Uniting experts from all these different backgrounds ensures that the GCA builds synergies with existing initiatives and avoids duplication. It also ensures the commitment and dedication of the involved experts to the implementation of solutions. For example, the work of the Council of Europe's Convention on Cybercrime is taken into account in the legal area; Intel and Microsoft are active in the technical work area; and ITU's work in standardization, Radio-communications and Development is also taken into account. The involvement of each stakeholder Group within its own mandate helps ensure the implementation of the global strategies proposed.
Thus, the GCA, through its work in the five Work Areas, links existing initiatives and provides an overarching framework for the consensus vital for combating cybercrime and addressing other misuses of the ICTs.
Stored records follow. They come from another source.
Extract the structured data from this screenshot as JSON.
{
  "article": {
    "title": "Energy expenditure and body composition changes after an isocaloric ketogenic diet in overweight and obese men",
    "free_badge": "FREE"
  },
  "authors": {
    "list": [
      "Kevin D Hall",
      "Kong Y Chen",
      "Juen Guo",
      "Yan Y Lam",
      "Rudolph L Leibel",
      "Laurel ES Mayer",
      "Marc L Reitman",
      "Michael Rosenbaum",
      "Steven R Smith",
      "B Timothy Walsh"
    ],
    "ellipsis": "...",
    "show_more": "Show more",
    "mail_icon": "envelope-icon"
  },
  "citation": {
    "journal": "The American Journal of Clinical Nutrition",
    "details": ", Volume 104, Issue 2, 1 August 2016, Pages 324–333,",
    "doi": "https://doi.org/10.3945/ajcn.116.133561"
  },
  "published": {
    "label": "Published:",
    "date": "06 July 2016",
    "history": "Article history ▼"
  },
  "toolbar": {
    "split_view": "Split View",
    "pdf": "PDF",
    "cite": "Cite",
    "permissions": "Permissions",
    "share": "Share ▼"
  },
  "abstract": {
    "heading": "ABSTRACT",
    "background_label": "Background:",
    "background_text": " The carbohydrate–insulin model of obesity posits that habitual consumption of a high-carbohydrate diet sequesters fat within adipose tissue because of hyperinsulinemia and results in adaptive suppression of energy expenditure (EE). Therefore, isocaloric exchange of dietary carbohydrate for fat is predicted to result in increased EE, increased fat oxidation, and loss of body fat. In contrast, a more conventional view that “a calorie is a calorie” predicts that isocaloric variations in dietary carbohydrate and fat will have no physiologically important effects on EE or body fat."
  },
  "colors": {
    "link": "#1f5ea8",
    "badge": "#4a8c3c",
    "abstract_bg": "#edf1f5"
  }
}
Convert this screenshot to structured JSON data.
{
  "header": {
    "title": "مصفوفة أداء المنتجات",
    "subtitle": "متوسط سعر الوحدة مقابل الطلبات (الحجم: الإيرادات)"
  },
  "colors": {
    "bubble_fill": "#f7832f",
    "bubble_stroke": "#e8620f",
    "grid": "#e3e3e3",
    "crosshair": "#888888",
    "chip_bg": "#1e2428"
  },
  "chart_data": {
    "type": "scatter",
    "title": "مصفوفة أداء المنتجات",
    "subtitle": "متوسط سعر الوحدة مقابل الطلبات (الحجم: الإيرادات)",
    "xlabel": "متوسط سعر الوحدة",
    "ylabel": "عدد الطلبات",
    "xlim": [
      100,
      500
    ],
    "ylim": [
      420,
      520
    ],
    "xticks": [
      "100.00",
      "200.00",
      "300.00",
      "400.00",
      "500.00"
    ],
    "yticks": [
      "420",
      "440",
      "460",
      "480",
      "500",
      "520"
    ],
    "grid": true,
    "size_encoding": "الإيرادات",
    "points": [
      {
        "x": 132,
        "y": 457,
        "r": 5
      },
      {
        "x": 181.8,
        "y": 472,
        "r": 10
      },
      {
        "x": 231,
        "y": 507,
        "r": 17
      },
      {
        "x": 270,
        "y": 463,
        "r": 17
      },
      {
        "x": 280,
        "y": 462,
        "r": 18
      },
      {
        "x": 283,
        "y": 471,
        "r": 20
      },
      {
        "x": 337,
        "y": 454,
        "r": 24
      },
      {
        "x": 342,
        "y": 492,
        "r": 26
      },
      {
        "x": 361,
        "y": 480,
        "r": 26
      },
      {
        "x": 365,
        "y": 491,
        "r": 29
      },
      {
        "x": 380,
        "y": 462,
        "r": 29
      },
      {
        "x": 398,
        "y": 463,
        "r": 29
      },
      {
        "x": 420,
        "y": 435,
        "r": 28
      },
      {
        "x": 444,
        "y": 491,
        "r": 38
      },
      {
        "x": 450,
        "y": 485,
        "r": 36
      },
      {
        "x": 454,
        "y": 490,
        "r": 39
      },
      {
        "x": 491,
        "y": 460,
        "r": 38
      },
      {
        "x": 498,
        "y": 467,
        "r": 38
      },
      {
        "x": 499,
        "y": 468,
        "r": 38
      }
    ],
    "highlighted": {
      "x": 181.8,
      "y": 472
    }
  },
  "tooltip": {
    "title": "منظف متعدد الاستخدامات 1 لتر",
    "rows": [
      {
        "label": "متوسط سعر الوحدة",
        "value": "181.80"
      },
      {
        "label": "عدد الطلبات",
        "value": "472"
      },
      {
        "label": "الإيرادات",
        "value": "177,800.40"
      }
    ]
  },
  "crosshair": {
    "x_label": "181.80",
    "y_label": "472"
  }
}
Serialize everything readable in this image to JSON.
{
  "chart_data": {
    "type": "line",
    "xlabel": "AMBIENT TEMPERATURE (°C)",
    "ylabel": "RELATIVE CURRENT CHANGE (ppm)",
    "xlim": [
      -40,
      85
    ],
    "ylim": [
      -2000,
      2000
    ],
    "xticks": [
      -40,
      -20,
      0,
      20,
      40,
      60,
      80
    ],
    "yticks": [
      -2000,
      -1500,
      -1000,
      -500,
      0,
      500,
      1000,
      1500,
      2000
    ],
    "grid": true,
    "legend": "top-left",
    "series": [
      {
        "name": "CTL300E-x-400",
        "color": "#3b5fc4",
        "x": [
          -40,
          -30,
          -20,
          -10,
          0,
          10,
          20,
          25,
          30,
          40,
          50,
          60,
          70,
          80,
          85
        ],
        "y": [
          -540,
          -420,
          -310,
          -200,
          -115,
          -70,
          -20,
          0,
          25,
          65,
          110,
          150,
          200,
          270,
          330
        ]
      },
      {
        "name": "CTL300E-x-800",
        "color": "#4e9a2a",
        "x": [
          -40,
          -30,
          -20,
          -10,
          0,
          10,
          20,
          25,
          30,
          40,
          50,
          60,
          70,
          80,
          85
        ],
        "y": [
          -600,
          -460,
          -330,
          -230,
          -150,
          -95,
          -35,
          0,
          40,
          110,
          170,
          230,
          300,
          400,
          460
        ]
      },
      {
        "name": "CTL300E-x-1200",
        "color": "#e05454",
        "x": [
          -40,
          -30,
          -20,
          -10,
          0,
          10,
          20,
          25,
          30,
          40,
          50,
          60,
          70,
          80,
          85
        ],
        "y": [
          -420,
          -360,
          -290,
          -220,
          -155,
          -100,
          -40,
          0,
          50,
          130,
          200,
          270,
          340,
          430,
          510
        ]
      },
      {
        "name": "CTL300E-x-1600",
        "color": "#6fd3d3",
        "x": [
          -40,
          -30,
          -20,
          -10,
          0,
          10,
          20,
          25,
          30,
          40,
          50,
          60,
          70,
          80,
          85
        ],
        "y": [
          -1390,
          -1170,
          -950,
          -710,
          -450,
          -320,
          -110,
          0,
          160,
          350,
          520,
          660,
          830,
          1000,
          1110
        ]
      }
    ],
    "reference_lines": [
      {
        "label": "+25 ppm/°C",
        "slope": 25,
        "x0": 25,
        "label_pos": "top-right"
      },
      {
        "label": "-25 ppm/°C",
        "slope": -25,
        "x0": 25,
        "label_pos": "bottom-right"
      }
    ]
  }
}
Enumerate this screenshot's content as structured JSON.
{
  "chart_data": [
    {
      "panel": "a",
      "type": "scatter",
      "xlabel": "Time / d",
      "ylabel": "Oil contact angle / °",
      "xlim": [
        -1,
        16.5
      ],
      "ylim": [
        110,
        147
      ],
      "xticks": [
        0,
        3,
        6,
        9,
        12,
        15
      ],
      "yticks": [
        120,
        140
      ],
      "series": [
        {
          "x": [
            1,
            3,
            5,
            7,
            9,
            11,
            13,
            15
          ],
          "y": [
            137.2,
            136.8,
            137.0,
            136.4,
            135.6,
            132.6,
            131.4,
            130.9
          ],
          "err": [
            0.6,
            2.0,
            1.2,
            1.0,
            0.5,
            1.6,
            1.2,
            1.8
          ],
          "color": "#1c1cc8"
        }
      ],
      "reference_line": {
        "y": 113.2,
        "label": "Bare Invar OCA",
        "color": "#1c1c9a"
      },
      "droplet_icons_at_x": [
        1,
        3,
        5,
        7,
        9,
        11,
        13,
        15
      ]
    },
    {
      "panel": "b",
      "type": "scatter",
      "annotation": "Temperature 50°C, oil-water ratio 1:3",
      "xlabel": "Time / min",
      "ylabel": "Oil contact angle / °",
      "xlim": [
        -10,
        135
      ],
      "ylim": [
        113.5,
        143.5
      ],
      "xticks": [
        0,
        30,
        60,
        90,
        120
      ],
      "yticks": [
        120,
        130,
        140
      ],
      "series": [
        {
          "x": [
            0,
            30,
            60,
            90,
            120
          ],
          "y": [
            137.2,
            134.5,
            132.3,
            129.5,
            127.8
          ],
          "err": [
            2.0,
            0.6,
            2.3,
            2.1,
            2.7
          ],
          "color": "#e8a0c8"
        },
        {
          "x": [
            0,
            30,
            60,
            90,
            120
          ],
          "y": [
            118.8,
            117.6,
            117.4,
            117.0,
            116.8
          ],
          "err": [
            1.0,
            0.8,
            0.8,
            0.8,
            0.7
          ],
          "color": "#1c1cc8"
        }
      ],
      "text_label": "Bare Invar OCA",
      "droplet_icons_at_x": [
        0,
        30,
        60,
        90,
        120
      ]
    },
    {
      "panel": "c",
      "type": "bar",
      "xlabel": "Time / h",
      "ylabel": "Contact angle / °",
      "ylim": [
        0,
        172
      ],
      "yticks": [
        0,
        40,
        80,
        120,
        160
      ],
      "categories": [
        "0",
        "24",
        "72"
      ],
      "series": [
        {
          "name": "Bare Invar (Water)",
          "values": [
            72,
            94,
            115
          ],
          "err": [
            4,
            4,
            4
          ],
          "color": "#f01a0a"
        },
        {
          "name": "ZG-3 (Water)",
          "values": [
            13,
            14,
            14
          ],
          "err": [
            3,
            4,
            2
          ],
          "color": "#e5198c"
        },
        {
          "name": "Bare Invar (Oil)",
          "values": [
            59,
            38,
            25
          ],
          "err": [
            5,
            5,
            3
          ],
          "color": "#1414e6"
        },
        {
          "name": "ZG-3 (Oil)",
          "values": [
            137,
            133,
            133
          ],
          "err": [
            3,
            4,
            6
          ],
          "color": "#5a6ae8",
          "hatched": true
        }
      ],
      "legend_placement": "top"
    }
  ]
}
One year on, I am pleased to confirm that this initiative has generated a lot of interest and enjoys the active participation with contributions from world-renowned specialists in the private sector and from across academia, international organizations and government. The High-Level Expert Group sessions held at the ITU have been extremely well-attended and the experts are now well-advanced in their strategic proposals to promote cybersecurity.

Work area one, legal measures, has established key legal principles to be preserved in the development of a legal framework for the definition, investigation and prosecution of cybercrime. It has also reviewed existing legal frameworks in operation at the national and international levels, to build on these essential foundations and avoid some of the pitfalls that existing frameworks have encountered.
Work area two, technical and procedural measures, has considered current technical and procedural issues in cybersecurity, and developed strategic proposals to develop a common approach towards improving security and risk management processes for software applications and systems.

Work area three, organizational structures, has reviewed existing organizational structures and policies on cybersecurity to establish a proposal for a global framework for watch, warning and incidence response capabilities, building on ITU’s expertise and leading work in digital identity management.

Work area four, capacity-building, has considered initiatives that have been taken and recommends strategies to build capacity at the national and international levels to raise awareness, transfer know-how and boost cybersecurity on the national policy agenda.

Work area five, international cooperation, seeks to establish a common platform to enable countries to coordinate and cooperate to take action swiftly and quickly in response to cybercrime threats and emergencies. The challenge is to build on national infrastructure (such as national CERTs) to take leverage national information and resources to build an effective international response, whilst respecting security and confidentiality concerns.

Although these are early days and this initiative represents an ongoing process, we look forward to the results of the High-Level Expert Group’s collaboration towards the end of this year. It is my sincere hope that the involvement and collaboration of leading stakeholders in the GCA process will commit them personally to the principles and strategies to be endorsed within the Global Cybersecurity Agenda.
Cyber-criminals are well-organized and connected. We can only win the battle against cybercrime and other misuses of ICTs if our efforts and initiatives are likewise well-connected. The Global Cybersecurity Agenda provides that framework and I invite you all to join us in our efforts to make the information society safer for all.

 

In conclusion, let me wish you a productive and successful Round Table. I hope you will enjoy this opportunity to discuss the growing challenges to the security and integrity of our communication networks and the key policy responses needed. I hope you will take this opportunity to pick the brains of the Executives and experts assembled here today and to explore their views on potential solutions. For in doing so, you will be joining the ITU in its mission to help connect the world and fulfil everyone’s fundamental right to communicate.